Obviously an intervention is needed, and various teams are all working on ways to do that. Google initially gave instructions to specifically add diversity to every prompt showing people, which was kind of like using a buzzsaw where a scalpel was needed. It will get better over time, but there's going to be edge cases that need addressing along the way.

In terms of the Holocaust query, that topic is often adjacent to conspiratorial denialism which is connected to a host of other opinions no one (other than Gab) wants in a LLM or voice assistant, so here too we're almost certainly looking at overly broad attempts to silence neo-Nazi denialism propaganda and not some sort of intended censorship of the actual history.

[–] winterayars@sh.itjust.works 6 points 2 years ago

we're almost certainly looking at overly broad attempts to silence neo-Nazi denialism propaganda and not some sort of intended censorship of the actual history.

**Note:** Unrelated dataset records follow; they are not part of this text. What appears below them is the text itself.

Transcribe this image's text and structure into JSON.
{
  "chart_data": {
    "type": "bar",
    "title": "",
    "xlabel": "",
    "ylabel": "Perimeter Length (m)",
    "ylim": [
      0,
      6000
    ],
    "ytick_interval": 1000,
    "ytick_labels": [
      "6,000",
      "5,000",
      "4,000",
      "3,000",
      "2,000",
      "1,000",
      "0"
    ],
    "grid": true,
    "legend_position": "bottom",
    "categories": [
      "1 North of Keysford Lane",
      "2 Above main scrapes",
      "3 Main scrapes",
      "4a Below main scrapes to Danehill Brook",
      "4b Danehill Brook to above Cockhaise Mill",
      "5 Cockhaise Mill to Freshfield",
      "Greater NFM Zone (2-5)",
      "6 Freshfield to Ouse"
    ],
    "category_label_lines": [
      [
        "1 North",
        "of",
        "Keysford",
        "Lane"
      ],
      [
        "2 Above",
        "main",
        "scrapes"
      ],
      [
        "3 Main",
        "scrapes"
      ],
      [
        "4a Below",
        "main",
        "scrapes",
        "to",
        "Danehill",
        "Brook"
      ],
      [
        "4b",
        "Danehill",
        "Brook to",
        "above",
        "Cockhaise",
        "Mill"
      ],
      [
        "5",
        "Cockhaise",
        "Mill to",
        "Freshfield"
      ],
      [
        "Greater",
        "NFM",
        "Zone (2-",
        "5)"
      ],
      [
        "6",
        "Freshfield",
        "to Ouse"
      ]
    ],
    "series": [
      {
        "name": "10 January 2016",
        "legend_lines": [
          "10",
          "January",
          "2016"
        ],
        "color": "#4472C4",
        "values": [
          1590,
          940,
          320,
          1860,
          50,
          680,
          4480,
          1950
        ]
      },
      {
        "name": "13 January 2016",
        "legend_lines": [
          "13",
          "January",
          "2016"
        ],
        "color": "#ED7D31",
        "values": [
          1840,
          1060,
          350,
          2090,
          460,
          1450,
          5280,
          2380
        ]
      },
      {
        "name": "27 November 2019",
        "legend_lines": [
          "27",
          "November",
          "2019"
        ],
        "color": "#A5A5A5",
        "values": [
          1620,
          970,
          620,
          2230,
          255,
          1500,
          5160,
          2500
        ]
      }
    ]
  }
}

And that's probably what the NY Post is actually upset about.

[–] SkyezOpen@lemmy.world 3 points 2 years ago (1 children)

Any idea why they don't just apply LLMs to natural language processing? "Turn the living room lights off and bedroom lights on" should be pretty simple to parse, yet my assistant has a breakdown any time I do anything more than one command at a time.

[–] kromem@lemmy.world 6 points 2 years ago

It's expensive and slow. Especially to do well and to connect to 3rd party system calls like "turn_off_lights(["living room"])".